5. In addition to the mRNA level, providing the relevant protein level of the investigated markers should be helpful.

REPLY: We agree with you, but in this specific case, our intention was to  highlight  AFA ability to induce changes in the expression of the genes linked to lipid metabolism and so to speculate on its potential epigenetic potential (as discussed in pag 14, lines 464-468 and 473-475).

6. In the conclusion, the authors state that "there beneficial effects appear linked to the epigenetic potential of AFA", where are the data in the manuscript to support this statement.

REPLY: Thank you so much for this observation. The sentence has been changed in the conclusions.  

Reviewer 2 Report

The authors evaluated the KlamExtra effects the changes on the glucose, lipid profile, inflammation, oxidative stress and hepatic and adipose tissue effects and abnormal lipid metabolizing gene expression induced by HFD.

The paper is interesting, materials & methods used are robust, however the authors could include more information regarding the extract used and relate the identified effects to its constituents.

Author Response

Thanks for the positive comments. Sure, to including more information regarding the KlamExtra composition would be helpful to comment and support the observed effects. Unfortunately, the composition of the extract is blinded by patent. The only information from the company regards the origin of KlamExtra, that is a combination of two patented AFA extracts: Klamin® and AphaMax®. The composition of AphaMax has been recently analyzed by Nuzzo et al. and we have reported in the manuscript the related references.

Round 2

Reviewer 1 Report

The authors addressed the reviewer's comments partially.

1. While it is helpful to provide data on 15 weeks (10 weeks after HFD initiation), data should be incorporated into the manuscript and discussed accordingly. Though the authors focused on inter-group comparison, longitudinal analysis is also important for proper interpretation of the findings.

2. The current set of liver histology images (Fig 4A) unfortunately are not readable. 

Compared to the 1st version, English language has been improved to some degree.

Author Response

1. While it is helpful to provide data on 15 weeks (10 weeks after HFD initiation), data should be incorporated into the manuscript and discussed accordingly.

Though the authors focused on inter-group comparison, longitudinal analysis is also important for proper interpretation of the findings.

REPLAY: We thanks the revisor for this further suggestion.  We have added in the manuscript the figure about the analysis at the end of the 10 weeks of HFD (now, Figure 2) and the relative comments in the Results and Discussion.   

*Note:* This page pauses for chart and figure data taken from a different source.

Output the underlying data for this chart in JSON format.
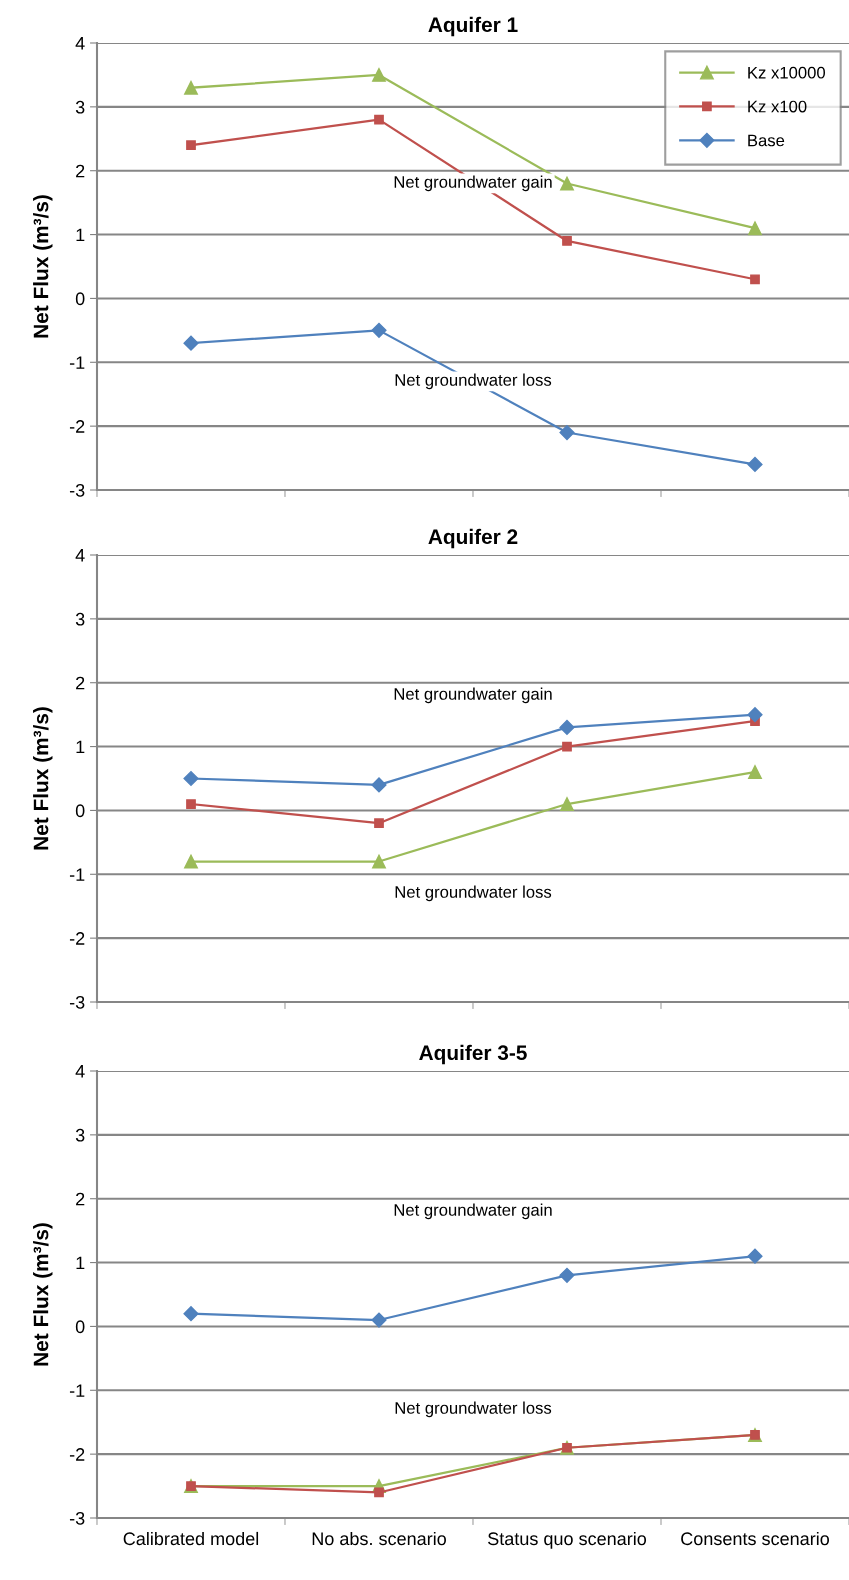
{
  "chart_data": [
    {
      "type": "line",
      "title": "Aquifer 1",
      "ylabel": "Net Flux (m³/s)",
      "categories": [
        null,
        null,
        null,
        null
      ],
      "series": [
        {
          "name": "Kz x10000",
          "color": "#9bbb59",
          "marker": "triangle",
          "values": [
            3.3,
            3.5,
            1.8,
            1.1
          ]
        },
        {
          "name": "Kz x100",
          "color": "#c0504d",
          "marker": "square",
          "values": [
            2.4,
            2.8,
            0.9,
            0.3
          ]
        },
        {
          "name": "Base",
          "color": "#4f81bd",
          "marker": "diamond",
          "values": [
            -0.7,
            -0.5,
            -2.1,
            -2.6
          ]
        }
      ],
      "ylim": [
        -3,
        4
      ],
      "yticks": [
        -3,
        -2,
        -1,
        0,
        1,
        2,
        3,
        4
      ],
      "grid": "y",
      "legend": "top right",
      "tick_labels": "y",
      "annotations": [
        "Net groundwater gain",
        "Net groundwater loss"
      ]
    },
    {
      "type": "line",
      "title": "Aquifer 2",
      "ylabel": "Net Flux (m³/s)",
      "categories": [
        null,
        null,
        null,
        null
      ],
      "series": [
        {
          "color": "#9bbb59",
          "marker": "triangle",
          "values": [
            -0.8,
            -0.8,
            0.1,
            0.6
          ]
        },
        {
          "color": "#c0504d",
          "marker": "square",
          "values": [
            0.1,
            -0.2,
            1.0,
            1.4
          ]
        },
        {
          "color": "#4f81bd",
          "marker": "diamond",
          "values": [
            0.5,
            0.4,
            1.3,
            1.5
          ]
        }
      ],
      "ylim": [
        -3,
        4
      ],
      "yticks": [
        -3,
        -2,
        -1,
        0,
        1,
        2,
        3,
        4
      ],
      "grid": "y",
      "tick_labels": "y",
      "annotations": [
        "Net groundwater gain",
        "Net groundwater loss"
      ]
    },
    {
      "type": "line",
      "title": "Aquifer 3-5",
      "ylabel": "Net Flux (m³/s)",
      "categories": [
        "Calibrated model",
        "No abs. scenario",
        "Status quo scenario",
        "Consents scenario"
      ],
      "series": [
        {
          "color": "#9bbb59",
          "marker": "triangle",
          "values": [
            -2.5,
            -2.5,
            -1.9,
            -1.7
          ]
        },
        {
          "color": "#c0504d",
          "marker": "square",
          "values": [
            -2.5,
            -2.6,
            -1.9,
            -1.7
          ]
        },
        {
          "color": "#4f81bd",
          "marker": "diamond",
          "values": [
            0.2,
            0.1,
            0.8,
            1.1
          ]
        }
      ],
      "ylim": [
        -3,
        4
      ],
      "yticks": [
        -3,
        -2,
        -1,
        0,
        1,
        2,
        3,
        4
      ],
      "grid": "y",
      "annotations": [
        "Net groundwater gain",
        "Net groundwater loss"
      ]
    }
  ]
}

2. The current set of liver histology images (Fig 4A) unfortunately are not readable. 

REPLY: We tried to perform new detections of the liver images, acquiring in higher definition. Moreover we have divided Fig.4 in two figures (now, figure 5 for livers and figure 6 for adipose tissues). We hope that in this way, with the liver images larger and more defined, they could be readable.

Author Response File: Author Response.pdf

Round 3

Reviewer 1 Report

The authors addressed this reviewer's comments partially and the manuscript has thus been improved. No more questions raised.

Author Response

Dear Revisor,

Thank you for your support in improving our manuscript.